Sophy Romvari’s latest short It’s What Each Person Needs is a stunning analysis of the foundations of identity. Her usual magical weaving of fact and fiction is especially potent in this film as she shapes an intimate portrait of her subject, actor Becca Willow Moss, into a larger statement on our public and private selves. Although much seems to be revealed in the film, one is left to ponder significant questions about the reality of knowing any person.
The details provided are sparse but telling. Moss engages in a series of phone calls to two very different sets of clients. There are the lonely men who crave female companionship, and there are the elderly who require kindness and sometimes a nostalgic old song. At the same time, Romvari intersperses extreme close ups of Moss’s hands.

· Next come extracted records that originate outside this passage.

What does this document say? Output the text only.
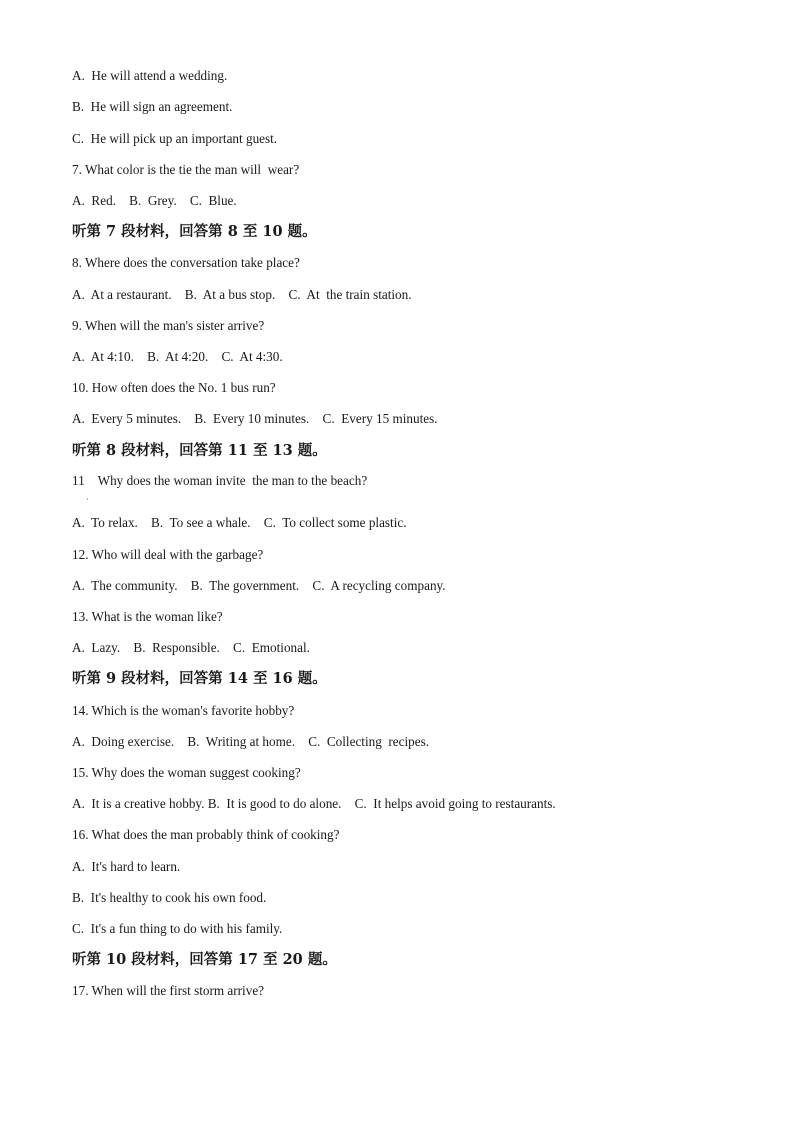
A.  He will attend a wedding.
B.  He will sign an agreement.
C.  He will pick up an important guest.
7. What color is the tie the man will  wear?
A.  Red.    B.  Grey.    C.  Blue.
听第 7 段材料，回答第 8 至 10 题。
8. Where does the conversation take place?
A.  At a restaurant.    B.  At a bus stop.    C.  At  the train station.
9. When will the man's sister arrive?
A.  At 4:10.    B.  At 4:20.    C.  At 4:30.
10. How often does the No. 1 bus run?
A.  Every 5 minutes.    B.  Every 10 minutes.    C.  Every 15 minutes.
听第 8 段材料，回答第 11 至 13 题。
11    Why does the woman invite  the man to the beach?
·
A.  To relax.    B.  To see a whale.    C.  To collect some plastic.
12. Who will deal with the garbage?
A.  The community.    B.  The government.    C.  A recycling company.
13. What is the woman like?
A.  Lazy.    B.  Responsible.    C.  Emotional.
听第 9 段材料，回答第 14 至 16 题。
14. Which is the woman's favorite hobby?
A.  Doing exercise.    B.  Writing at home.    C.  Collecting  recipes.
15. Why does the woman suggest cooking?
A.  It is a creative hobby. B.  It is good to do alone.    C.  It helps avoid going to restaurants.
16. What does the man probably think of cooking?
A.  It's hard to learn.
B.  It's healthy to cook his own food.
C.  It's a fun thing to do with his family.
听第 10 段材料，回答第 17 至 20 题。
17. When will the first storm arrive?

The common thread here is the desire for a connection, but the irony is that they can only attain it through technology. On one side, there’s the internet and on the other, the antiquated phone call. No matter the method, there is no direct contact.
It’s What Each Person Needs shows a woman at her most playfully provocative self who then transforms into a good girl persona who, in this case, takes care of multiple grandparent figures. Which one is the actual person?
Romvari’s evocative style is once again key to this revealing study. It keeps us actively debating the film’s documentary nature versus its poetic license. It would seem that her strategy involving tight close-ups would result in a narrowly focused work but with her editing strategy functioning more like a collage that develops in time, Romvari is able to create a more profound, wide-ranging effect.
Once again, Romvari brilliantly shows us that a simple cinematic approach can reverberate with endless possibilities. In Its What Every Person Needs, Romvari’s signature eye for detail speaks volumes: even the smallest of gestures take on a greater significance.
Coupled with her ingenious command of cinematic language, Romvari creates a transcendent film. In It’s What Each Person Needs, Romvari’s apparently straightforward depiction of this person shifts ever so effortlessly into a deeper understanding of the character’s innermost essence.